Yesterday, we posted about the Roy Halladay-Steve Carlton tribute card. Marie sent the link to the Topps twitter account and this was their response.

Ugh, we're aware. It was a timing issue: we made the card before we knew what his number was going to be. Still, not good.

It was certainly nice to get a response back, BUT that comment does not fly with me. The rumors of the Halladay to Phillies trade heated up the week of Dec. 14. That was when the talks about the blockbuster trade involving Cliff Lee made its way into the mainstream press.

On Dec. 17, I posted this picture to my Twitter account.

Yeah, that's Roy Halladay's jersey. Once he had his news conference it became pretty well known what number he was going to wear because everyone knew 32 was not available since it was retired by the Phillies.

Topps Opening Day was released mid-February.
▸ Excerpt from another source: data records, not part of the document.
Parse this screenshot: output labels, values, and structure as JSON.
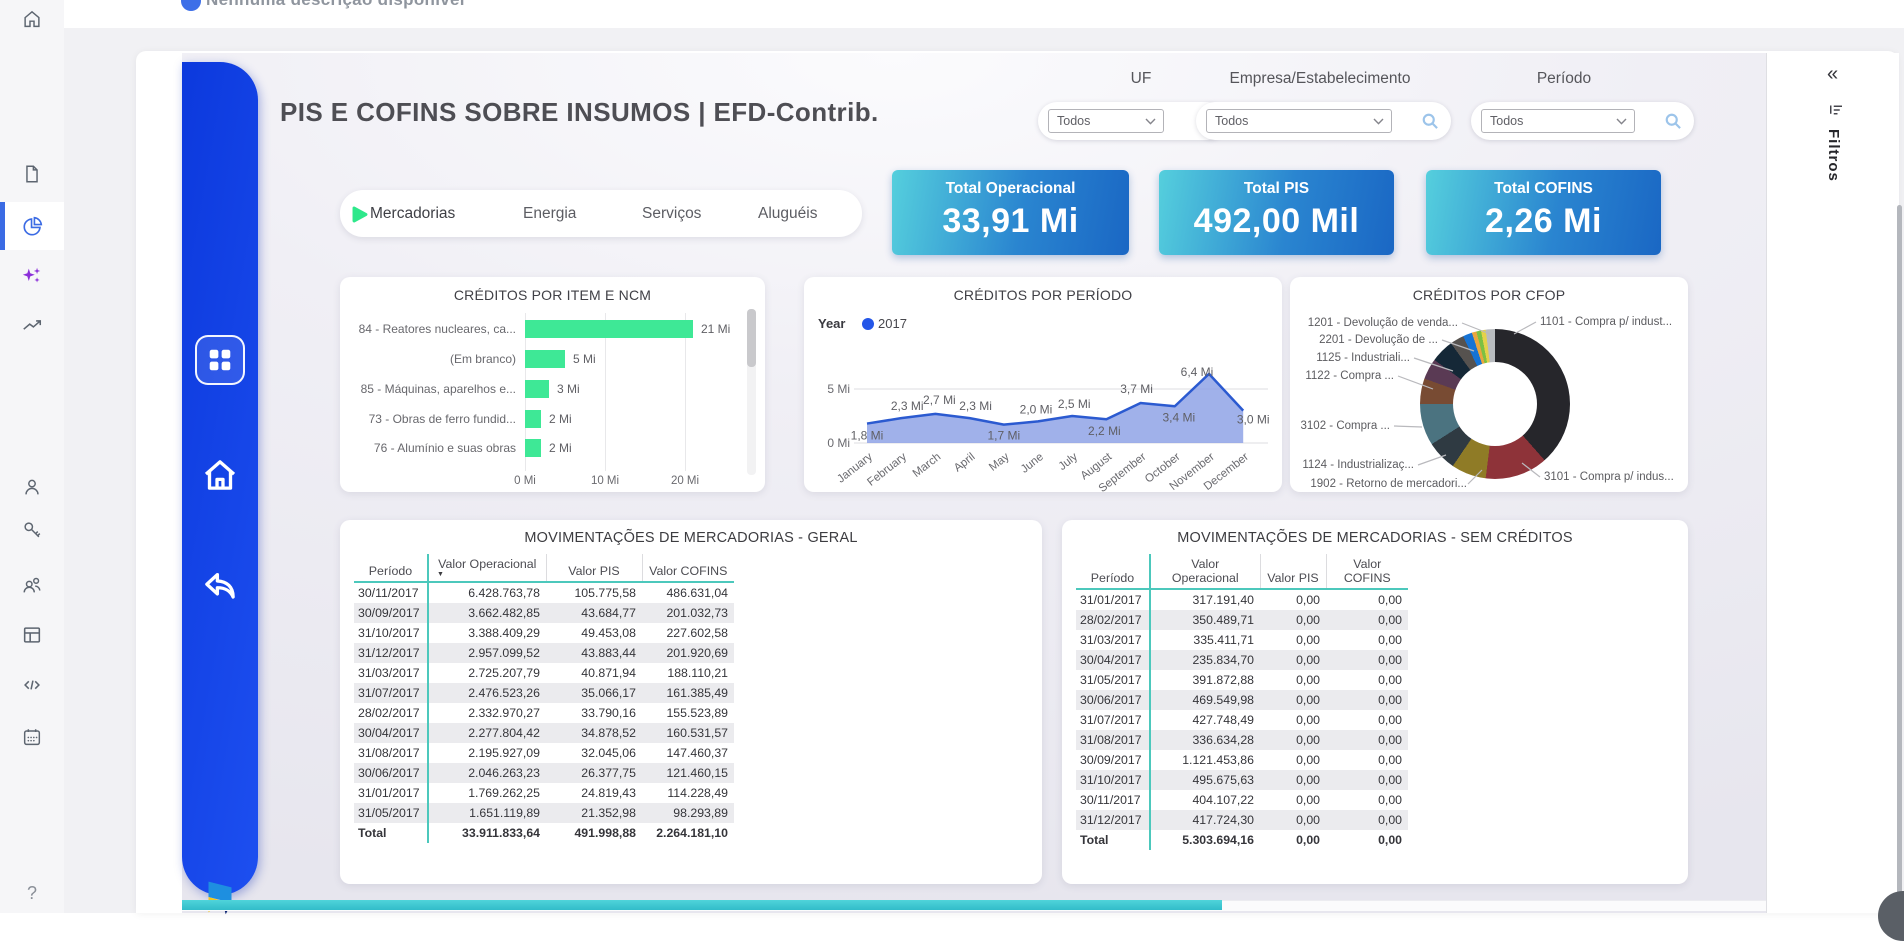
{
  "top_bar": {
    "description": "Nenhuma descrição disponível"
  },
  "sidebar": {
    "icons": [
      "home",
      "document",
      "pie-chart",
      "sparkles",
      "trending-up",
      "person",
      "key",
      "people",
      "layout",
      "code",
      "calendar",
      "help"
    ],
    "active_icon": "pie-chart",
    "help_glyph": "?"
  },
  "report": {
    "title": "PIS E COFINS SOBRE INSUMOS | EFD-Contrib.",
    "filters": [
      {
        "label": "UF",
        "value": "Todos"
      },
      {
        "label": "Empresa/Estabelecimento",
        "value": "Todos"
      },
      {
        "label": "Período",
        "value": "Todos"
      }
    ],
    "tabs": [
      {
        "label": "Mercadorias",
        "active": true
      },
      {
        "label": "Energia",
        "active": false
      },
      {
        "label": "Serviços",
        "active": false
      },
      {
        "label": "Aluguéis",
        "active": false
      }
    ],
    "kpis": [
      {
        "label": "Total Operacional",
        "value": "33,91 Mi"
      },
      {
        "label": "Total PIS",
        "value": "492,00 Mil"
      },
      {
        "label": "Total COFINS",
        "value": "2,26 Mi"
      }
    ],
    "filters_pane": {
      "label": "Filtros",
      "collapse_glyph": "«"
    }
  },
  "colors": {
    "nav_blue": "#0c39dd",
    "kpi_gradient_start": "#55cfdd",
    "kpi_gradient_end": "#1a67c4",
    "bar_green": "#3ee896",
    "line_blue": "#2b5ad0",
    "area_fill": "#8fa3e6",
    "table_accent": "#4cc8bc",
    "scrollbar_teal": "#41c9d2",
    "tab_marker_green": "#2ee88b"
  },
  "chart_data": [
    {
      "id": "creditos_por_item_ncm",
      "type": "bar",
      "orientation": "horizontal",
      "title": "CRÉDITOS POR ITEM E NCM",
      "categories": [
        "84 - Reatores nucleares, ca...",
        "(Em branco)",
        "85 - Máquinas, aparelhos e...",
        "73 - Obras de ferro fundid...",
        "76 - Alumínio e suas obras"
      ],
      "values": [
        21,
        5,
        3,
        2,
        2
      ],
      "value_labels": [
        "21 Mi",
        "5 Mi",
        "3 Mi",
        "2 Mi",
        "2 Mi"
      ],
      "x_ticks": [
        "0 Mi",
        "10 Mi",
        "20 Mi"
      ],
      "xlim": [
        0,
        25
      ],
      "grid": true
    },
    {
      "id": "creditos_por_periodo",
      "type": "area",
      "title": "CRÉDITOS POR PERÍODO",
      "legend": {
        "label": "Year",
        "series": "2017",
        "position": "top-left"
      },
      "x": [
        "January",
        "February",
        "March",
        "April",
        "May",
        "June",
        "July",
        "August",
        "September",
        "October",
        "November",
        "December"
      ],
      "values": [
        1.8,
        2.3,
        2.7,
        2.3,
        1.7,
        2.0,
        2.5,
        2.2,
        3.7,
        3.4,
        6.4,
        3.0
      ],
      "point_labels": [
        "1,8 Mi",
        "2,3 Mi",
        "2,7 Mi",
        "2,3 Mi",
        "1,7 Mi",
        "2,0 Mi",
        "2,5 Mi",
        "2,2 Mi",
        "3,7 Mi",
        "3,4 Mi",
        "6,4 Mi",
        "3,0 Mi"
      ],
      "y_ticks": [
        "0 Mi",
        "5 Mi"
      ],
      "ylim": [
        0,
        6.5
      ],
      "grid": true
    },
    {
      "id": "creditos_por_cfop",
      "type": "pie",
      "title": "CRÉDITOS POR CFOP",
      "segments": [
        {
          "label": "1101 - Compra p/ indust...",
          "pct": 38.5,
          "color": "#26262b",
          "side": "right",
          "slot": 0
        },
        {
          "label": "3101 - Compra p/ indus...",
          "pct": 13.5,
          "color": "#8e3339",
          "side": "right",
          "slot": 1
        },
        {
          "label": "1902 - Retorno de mercadori...",
          "pct": 7.5,
          "color": "#8f7b26",
          "side": "left",
          "slot": 6
        },
        {
          "label": "1124 - Industrializaç...",
          "pct": 6.5,
          "color": "#2f3a42",
          "side": "left",
          "slot": 5
        },
        {
          "label": "3102 - Compra ...",
          "pct": 9,
          "color": "#4b7380",
          "side": "left",
          "slot": 4
        },
        {
          "label": "1122 - Compra ...",
          "pct": 5.5,
          "color": "#784b33",
          "side": "left",
          "slot": 3
        },
        {
          "label": "1125 - Industriali...",
          "pct": 4.5,
          "color": "#5a3a54",
          "side": "left",
          "slot": 2
        },
        {
          "label": "2201 - Devolução de ...",
          "pct": 5,
          "color": "#152837",
          "side": "left",
          "slot": 1
        },
        {
          "label": "1201 - Devolução de venda...",
          "pct": 3,
          "color": "#56524f",
          "side": "left",
          "slot": 0
        },
        {
          "label": null,
          "pct": 2,
          "color": "#1673d4"
        },
        {
          "label": null,
          "pct": 1,
          "color": "#e8a63e"
        },
        {
          "label": null,
          "pct": 1,
          "color": "#7cc043"
        },
        {
          "label": null,
          "pct": 1,
          "color": "#e5d24a"
        },
        {
          "label": null,
          "pct": 2,
          "color": "#b9bcc0"
        }
      ]
    },
    {
      "id": "mov_geral",
      "type": "table",
      "title": "MOVIMENTAÇÕES DE MERCADORIAS - GERAL",
      "columns": [
        "Período",
        "Valor Operacional",
        "Valor PIS",
        "Valor COFINS"
      ],
      "sort_column_index": 1,
      "rows": [
        [
          "30/11/2017",
          "6.428.763,78",
          "105.775,58",
          "486.631,04"
        ],
        [
          "30/09/2017",
          "3.662.482,85",
          "43.684,77",
          "201.032,73"
        ],
        [
          "31/10/2017",
          "3.388.409,29",
          "49.453,08",
          "227.602,58"
        ],
        [
          "31/12/2017",
          "2.957.099,52",
          "43.883,44",
          "201.920,69"
        ],
        [
          "31/03/2017",
          "2.725.207,79",
          "40.871,94",
          "188.110,21"
        ],
        [
          "31/07/2017",
          "2.476.523,26",
          "35.066,17",
          "161.385,49"
        ],
        [
          "28/02/2017",
          "2.332.970,27",
          "33.790,16",
          "155.523,89"
        ],
        [
          "30/04/2017",
          "2.277.804,42",
          "34.878,52",
          "160.531,57"
        ],
        [
          "31/08/2017",
          "2.195.927,09",
          "32.045,06",
          "147.460,37"
        ],
        [
          "30/06/2017",
          "2.046.263,23",
          "26.377,75",
          "121.460,15"
        ],
        [
          "31/01/2017",
          "1.769.262,25",
          "24.819,43",
          "114.228,49"
        ],
        [
          "31/05/2017",
          "1.651.119,89",
          "21.352,98",
          "98.293,89"
        ]
      ],
      "total": [
        "Total",
        "33.911.833,64",
        "491.998,88",
        "2.264.181,10"
      ]
    },
    {
      "id": "mov_sem_creditos",
      "type": "table",
      "title": "MOVIMENTAÇÕES DE MERCADORIAS - SEM CRÉDITOS",
      "columns": [
        "Período",
        "Valor Operacional",
        "Valor PIS",
        "Valor COFINS"
      ],
      "sort_column_index": -1,
      "rows": [
        [
          "31/01/2017",
          "317.191,40",
          "0,00",
          "0,00"
        ],
        [
          "28/02/2017",
          "350.489,71",
          "0,00",
          "0,00"
        ],
        [
          "31/03/2017",
          "335.411,71",
          "0,00",
          "0,00"
        ],
        [
          "30/04/2017",
          "235.834,70",
          "0,00",
          "0,00"
        ],
        [
          "31/05/2017",
          "391.872,88",
          "0,00",
          "0,00"
        ],
        [
          "30/06/2017",
          "469.549,98",
          "0,00",
          "0,00"
        ],
        [
          "31/07/2017",
          "427.748,49",
          "0,00",
          "0,00"
        ],
        [
          "31/08/2017",
          "336.634,28",
          "0,00",
          "0,00"
        ],
        [
          "30/09/2017",
          "1.121.453,86",
          "0,00",
          "0,00"
        ],
        [
          "31/10/2017",
          "495.675,63",
          "0,00",
          "0,00"
        ],
        [
          "30/11/2017",
          "404.107,22",
          "0,00",
          "0,00"
        ],
        [
          "31/12/2017",
          "417.724,30",
          "0,00",
          "0,00"
        ]
      ],
      "total": [
        "Total",
        "5.303.694,16",
        "0,00",
        "0,00"
      ]
    }
  ]
}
When was the card made then? Last summer during the trade deadline? If so, that just seems like a huge waste of money.

Sorry, Topps. I am not buying, we didn't know line.

I'm in a business where I need to get things right. It's my job to get things right and if I don't, I lose credibility. If I keep making mistakes, I then lose my job.

1 comment:

  1. I think the Topps tweeter is a hire-on or intern who thinks s/he is more than s/he is (or wants us to think that way). Way too friendly for corporate Topps.